残響
(小柳視点)
マナのぬくもりは、まだ手のひらに残っていた。
唇に触れた感触も、声も、全部鮮明なのに――隣には、もういない。
(小柳)「……はは。……そっか」
帰り道、風が冷たかった。
いつもならスマホで音楽をかけて、なんとなくごまかしていたのに、今日は何も聴きたくなかった。
部屋に入って、鍵を閉めて、鞄を投げて、
そのまま、ベッドに沈み込んだ。
(小柳)「……俺の、どこが……」
ぽつりと落ちた声が、自分でも驚くほど弱かった。
理屈ではわかってた。
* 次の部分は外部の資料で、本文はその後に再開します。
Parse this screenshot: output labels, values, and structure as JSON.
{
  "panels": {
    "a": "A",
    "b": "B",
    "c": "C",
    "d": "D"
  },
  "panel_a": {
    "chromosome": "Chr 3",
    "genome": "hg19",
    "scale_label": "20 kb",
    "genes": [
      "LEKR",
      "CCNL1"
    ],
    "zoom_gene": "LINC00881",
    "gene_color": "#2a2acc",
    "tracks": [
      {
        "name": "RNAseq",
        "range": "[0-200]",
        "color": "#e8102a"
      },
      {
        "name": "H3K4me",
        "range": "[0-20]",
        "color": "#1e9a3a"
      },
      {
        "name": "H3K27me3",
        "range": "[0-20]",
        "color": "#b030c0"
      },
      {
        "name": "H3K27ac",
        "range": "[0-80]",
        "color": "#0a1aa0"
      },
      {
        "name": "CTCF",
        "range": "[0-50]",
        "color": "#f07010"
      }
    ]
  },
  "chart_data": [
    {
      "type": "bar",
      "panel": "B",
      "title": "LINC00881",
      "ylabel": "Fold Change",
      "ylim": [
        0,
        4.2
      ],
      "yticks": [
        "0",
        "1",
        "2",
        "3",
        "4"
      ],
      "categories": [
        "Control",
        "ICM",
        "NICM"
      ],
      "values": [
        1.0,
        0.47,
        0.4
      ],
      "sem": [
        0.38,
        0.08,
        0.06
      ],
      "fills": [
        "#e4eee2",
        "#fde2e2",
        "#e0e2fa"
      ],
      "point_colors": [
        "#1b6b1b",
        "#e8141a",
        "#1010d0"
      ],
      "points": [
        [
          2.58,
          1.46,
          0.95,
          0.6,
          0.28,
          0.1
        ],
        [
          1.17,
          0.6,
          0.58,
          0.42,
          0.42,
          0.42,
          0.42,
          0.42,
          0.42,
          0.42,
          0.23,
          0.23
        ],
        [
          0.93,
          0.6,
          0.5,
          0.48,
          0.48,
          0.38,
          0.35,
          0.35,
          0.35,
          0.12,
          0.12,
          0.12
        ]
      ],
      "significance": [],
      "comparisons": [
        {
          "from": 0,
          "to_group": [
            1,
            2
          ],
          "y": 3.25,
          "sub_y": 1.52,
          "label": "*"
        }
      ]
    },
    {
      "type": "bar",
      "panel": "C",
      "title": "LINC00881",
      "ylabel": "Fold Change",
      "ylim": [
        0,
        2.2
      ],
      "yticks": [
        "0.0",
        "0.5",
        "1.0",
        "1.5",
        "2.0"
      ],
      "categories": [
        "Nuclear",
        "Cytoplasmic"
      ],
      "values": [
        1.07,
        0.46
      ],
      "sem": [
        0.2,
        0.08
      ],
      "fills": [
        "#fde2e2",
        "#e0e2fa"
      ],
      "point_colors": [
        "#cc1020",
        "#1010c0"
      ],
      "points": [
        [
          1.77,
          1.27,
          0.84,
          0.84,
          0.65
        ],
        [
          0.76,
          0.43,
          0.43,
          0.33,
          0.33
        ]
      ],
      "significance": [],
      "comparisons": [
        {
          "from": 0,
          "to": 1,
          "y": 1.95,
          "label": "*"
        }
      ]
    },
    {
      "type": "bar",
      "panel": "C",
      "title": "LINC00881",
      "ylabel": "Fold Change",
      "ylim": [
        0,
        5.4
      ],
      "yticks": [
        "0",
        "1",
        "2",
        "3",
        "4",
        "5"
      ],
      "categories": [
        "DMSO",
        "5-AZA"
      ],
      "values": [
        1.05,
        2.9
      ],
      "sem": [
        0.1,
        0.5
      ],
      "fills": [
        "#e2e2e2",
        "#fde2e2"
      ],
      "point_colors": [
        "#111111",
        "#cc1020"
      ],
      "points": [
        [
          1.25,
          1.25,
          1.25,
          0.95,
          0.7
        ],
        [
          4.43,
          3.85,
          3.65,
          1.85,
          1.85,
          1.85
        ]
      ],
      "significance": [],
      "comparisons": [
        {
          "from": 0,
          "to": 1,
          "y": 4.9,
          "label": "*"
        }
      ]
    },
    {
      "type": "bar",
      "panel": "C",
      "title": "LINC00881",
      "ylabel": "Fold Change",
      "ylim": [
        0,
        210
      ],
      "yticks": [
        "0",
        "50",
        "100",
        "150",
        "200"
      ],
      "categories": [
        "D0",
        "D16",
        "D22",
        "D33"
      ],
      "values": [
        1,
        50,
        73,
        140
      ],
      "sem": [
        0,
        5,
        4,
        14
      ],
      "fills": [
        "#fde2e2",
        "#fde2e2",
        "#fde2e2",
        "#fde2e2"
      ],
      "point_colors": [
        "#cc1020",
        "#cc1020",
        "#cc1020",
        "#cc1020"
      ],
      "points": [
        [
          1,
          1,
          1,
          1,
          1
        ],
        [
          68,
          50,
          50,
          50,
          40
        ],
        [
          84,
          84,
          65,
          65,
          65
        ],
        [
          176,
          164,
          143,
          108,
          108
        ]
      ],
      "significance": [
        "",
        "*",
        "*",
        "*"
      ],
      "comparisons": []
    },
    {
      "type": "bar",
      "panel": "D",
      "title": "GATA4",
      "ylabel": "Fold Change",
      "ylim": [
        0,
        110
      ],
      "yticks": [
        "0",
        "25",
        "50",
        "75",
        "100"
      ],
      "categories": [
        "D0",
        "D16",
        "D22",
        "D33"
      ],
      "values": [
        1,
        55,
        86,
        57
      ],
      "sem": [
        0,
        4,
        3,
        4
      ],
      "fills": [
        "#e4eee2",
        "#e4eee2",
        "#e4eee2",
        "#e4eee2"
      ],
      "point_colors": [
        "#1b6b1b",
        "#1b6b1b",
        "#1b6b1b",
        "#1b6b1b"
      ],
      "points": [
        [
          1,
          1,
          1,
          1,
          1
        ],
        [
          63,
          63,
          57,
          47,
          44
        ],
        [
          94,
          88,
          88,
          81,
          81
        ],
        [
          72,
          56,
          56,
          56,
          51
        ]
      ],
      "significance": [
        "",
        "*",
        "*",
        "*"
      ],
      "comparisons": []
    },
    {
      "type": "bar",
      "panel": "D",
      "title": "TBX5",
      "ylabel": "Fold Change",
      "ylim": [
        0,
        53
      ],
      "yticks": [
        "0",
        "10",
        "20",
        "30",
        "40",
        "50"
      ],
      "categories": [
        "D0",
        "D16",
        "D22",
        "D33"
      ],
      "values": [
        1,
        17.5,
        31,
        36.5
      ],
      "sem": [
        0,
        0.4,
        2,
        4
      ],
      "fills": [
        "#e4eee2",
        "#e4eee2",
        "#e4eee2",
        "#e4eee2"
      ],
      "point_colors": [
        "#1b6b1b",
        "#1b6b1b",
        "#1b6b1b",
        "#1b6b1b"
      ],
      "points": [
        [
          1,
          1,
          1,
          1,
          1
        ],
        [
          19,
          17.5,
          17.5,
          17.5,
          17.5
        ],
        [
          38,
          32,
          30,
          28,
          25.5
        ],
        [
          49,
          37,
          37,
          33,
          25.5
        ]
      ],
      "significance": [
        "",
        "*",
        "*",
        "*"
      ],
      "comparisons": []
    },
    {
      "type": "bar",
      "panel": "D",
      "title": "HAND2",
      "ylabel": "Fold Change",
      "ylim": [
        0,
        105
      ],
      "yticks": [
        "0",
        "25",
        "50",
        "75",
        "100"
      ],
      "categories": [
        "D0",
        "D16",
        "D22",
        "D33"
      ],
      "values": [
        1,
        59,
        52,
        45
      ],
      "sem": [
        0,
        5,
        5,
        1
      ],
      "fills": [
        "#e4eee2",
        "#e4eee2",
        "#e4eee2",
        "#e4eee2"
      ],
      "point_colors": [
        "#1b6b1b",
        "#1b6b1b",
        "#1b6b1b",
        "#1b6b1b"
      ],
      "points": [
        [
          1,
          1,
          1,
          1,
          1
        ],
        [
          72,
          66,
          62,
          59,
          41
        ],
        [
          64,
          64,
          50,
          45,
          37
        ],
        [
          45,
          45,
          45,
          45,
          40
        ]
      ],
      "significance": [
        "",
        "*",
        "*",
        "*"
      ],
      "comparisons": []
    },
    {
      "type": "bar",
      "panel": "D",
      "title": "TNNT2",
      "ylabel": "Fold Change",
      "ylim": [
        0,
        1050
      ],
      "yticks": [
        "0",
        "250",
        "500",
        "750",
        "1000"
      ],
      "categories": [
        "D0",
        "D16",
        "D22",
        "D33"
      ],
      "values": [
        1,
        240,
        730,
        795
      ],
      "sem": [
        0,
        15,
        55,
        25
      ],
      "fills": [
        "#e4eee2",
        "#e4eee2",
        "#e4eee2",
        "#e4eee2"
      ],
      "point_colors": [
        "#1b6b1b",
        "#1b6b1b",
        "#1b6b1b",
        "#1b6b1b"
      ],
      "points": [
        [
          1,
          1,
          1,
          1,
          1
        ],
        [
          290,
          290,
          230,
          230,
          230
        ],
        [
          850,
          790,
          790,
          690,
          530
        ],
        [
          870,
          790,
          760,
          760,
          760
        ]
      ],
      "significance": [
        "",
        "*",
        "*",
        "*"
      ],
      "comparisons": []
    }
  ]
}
マナが星導をずっと想ってたこと。
自分はその隙間に入り込んだだけだって。
でも、それでも――本気だった。
(小柳)「俺、ちゃんと……好きだったのに……」
声が震える。
涙なんて、出るわけないと思ってたのに、気づいたら頬が濡れてた。
鼻の奥がツンとして、声にならない息がもれる。
(小柳)「……どうして……」
星導のことを責めたいわけじゃない。
マナのことを恨みたいわけでもない。
ただ、自分のどこが足りなかったのか、それが怖いくらいわからなかった。
(小柳)「優しくした……一緒に笑った……
マナがしんどいとき、ずっと隣にいた……のに……」
思い返すほど、自分の姿が惨めに思えた。
奪ったと思った瞬間のキス。あの一瞬だけが、まるで夢みたいだった。
(小柳)「……俺、なんだったんだろうな」
もう、スマホを開く気にもなれなかった。
メッセージを送るのも、電話をかけるのも、きっと今は意味がない。
ただ、ただ、静かに目を閉じた。
“夢なら、どうかあの瞬間のままでいてくれ”
そう願って、布団にくるまったまま、声を押し殺して泣いた。